Advantage of Fixed rate Mortgage
- If you want the certainty of a fixed monthly payment.
- If a significant rise in interest rates could mean that you are unable to meet mortgage payments and therefore could lose the house.
- If you want to be able to budget for the next 5 years.
Disadvantages of Fixed Rate Mortgages
- Obviously, if interest rates fall, you will not benefit and will be locked into making higher payments.
- Often lenders charge a higher premium for guaranteeing a fixed level of interest. Often fixed rate deals work out more expensive than variable rate mortgages.

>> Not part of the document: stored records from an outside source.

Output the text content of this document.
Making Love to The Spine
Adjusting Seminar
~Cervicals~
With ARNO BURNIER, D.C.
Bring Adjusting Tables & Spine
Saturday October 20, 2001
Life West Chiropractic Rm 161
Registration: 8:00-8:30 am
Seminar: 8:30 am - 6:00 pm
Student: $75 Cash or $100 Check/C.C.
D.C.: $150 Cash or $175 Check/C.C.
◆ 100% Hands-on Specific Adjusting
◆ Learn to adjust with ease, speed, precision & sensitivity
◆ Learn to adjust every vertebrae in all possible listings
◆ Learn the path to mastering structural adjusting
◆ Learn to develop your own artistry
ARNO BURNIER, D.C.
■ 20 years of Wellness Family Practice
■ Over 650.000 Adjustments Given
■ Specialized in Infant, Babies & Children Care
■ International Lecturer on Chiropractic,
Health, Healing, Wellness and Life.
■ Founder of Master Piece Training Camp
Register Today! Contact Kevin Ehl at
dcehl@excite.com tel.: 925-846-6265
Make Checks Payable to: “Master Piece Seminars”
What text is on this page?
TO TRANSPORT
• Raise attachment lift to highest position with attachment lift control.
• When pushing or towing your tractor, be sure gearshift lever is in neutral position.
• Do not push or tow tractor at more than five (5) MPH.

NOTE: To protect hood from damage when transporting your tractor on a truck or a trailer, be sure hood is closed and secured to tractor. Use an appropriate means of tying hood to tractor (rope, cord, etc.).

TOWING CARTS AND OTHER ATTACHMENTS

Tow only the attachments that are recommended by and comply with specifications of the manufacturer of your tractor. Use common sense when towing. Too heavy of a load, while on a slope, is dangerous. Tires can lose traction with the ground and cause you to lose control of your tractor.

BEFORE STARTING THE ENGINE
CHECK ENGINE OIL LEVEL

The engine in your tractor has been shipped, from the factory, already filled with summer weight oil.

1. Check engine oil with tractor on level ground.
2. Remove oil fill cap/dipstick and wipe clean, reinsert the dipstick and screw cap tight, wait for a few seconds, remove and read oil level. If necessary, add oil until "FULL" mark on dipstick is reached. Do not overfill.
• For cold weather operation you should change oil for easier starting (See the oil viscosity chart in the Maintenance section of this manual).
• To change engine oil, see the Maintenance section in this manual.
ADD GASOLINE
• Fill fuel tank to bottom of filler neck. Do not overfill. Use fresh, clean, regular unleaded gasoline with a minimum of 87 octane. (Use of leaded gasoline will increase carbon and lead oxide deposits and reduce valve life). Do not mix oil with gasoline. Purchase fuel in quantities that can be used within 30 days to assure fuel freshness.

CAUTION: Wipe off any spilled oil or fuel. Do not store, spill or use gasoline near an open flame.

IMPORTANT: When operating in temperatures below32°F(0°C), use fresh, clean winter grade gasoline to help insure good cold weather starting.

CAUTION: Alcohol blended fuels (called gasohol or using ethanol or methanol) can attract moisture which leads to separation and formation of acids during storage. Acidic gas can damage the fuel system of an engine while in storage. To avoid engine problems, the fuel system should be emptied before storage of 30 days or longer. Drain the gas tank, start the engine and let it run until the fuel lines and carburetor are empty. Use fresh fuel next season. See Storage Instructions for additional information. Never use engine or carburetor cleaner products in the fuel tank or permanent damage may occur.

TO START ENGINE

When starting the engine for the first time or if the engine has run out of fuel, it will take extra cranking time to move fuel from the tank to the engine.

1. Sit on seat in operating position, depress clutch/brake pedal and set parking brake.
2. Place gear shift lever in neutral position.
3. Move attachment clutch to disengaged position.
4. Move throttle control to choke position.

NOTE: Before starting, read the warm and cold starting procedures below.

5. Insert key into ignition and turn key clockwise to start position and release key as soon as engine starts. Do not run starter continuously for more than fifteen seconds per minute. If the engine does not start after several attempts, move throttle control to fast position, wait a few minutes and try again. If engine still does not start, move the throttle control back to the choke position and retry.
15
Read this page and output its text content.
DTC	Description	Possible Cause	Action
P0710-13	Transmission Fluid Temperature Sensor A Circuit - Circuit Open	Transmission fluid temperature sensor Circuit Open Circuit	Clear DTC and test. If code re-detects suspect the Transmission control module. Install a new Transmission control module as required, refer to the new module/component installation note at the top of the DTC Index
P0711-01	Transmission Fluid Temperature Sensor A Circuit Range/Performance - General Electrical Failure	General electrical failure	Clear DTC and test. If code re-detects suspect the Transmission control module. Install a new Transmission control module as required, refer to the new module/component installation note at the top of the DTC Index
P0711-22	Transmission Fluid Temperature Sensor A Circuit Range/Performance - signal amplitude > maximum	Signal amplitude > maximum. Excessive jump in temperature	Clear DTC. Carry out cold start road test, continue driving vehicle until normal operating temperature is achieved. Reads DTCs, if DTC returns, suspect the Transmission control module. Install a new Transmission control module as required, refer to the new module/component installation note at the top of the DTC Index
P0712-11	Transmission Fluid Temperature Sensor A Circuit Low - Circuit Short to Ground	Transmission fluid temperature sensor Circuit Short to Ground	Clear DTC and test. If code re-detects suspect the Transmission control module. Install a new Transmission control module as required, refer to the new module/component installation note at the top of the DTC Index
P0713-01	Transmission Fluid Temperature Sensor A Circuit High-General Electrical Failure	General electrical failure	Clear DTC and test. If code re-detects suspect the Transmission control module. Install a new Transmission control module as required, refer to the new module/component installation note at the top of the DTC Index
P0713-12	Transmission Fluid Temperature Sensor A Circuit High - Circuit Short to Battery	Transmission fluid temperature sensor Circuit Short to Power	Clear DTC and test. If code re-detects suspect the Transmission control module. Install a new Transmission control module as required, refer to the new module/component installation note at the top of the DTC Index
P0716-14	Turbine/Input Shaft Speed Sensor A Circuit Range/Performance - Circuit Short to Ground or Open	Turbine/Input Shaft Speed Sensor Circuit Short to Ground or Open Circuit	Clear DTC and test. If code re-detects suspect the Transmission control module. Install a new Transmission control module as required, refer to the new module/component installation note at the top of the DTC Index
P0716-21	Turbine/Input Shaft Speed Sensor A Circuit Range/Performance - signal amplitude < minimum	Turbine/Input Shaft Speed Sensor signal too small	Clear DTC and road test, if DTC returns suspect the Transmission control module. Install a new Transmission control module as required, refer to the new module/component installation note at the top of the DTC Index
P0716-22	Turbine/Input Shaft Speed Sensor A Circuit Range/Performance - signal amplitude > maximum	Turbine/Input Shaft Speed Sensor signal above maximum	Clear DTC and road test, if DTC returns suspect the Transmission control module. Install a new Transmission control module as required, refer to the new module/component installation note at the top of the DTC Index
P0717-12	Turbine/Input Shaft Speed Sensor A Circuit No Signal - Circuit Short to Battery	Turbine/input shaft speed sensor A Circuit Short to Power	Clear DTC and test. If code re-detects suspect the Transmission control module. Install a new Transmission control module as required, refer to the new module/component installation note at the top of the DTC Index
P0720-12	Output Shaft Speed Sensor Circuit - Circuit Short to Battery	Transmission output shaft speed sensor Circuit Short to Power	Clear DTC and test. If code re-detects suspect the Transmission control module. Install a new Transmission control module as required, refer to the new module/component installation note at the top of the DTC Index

- Usually fixed rate mortgages incur a charge if you wish to leave before the time period is up.
Conclusion
- A lot depends on what you think will happen to interest rates. If interest rates are likely to fall then it makes sense to stick to a variable mortgage. However it is very difficult to predict with any certainty what will happen to interest rates in 2, 3 or 5 years time.
- Sometimes fixed rate deals can look more attractive because the market expect interest rates to fall.
- Fixed Rate mortgages can also be linked to a discount rate. This is when the lender gives a discounted rate, but this is usually just for first 6 or 12 months.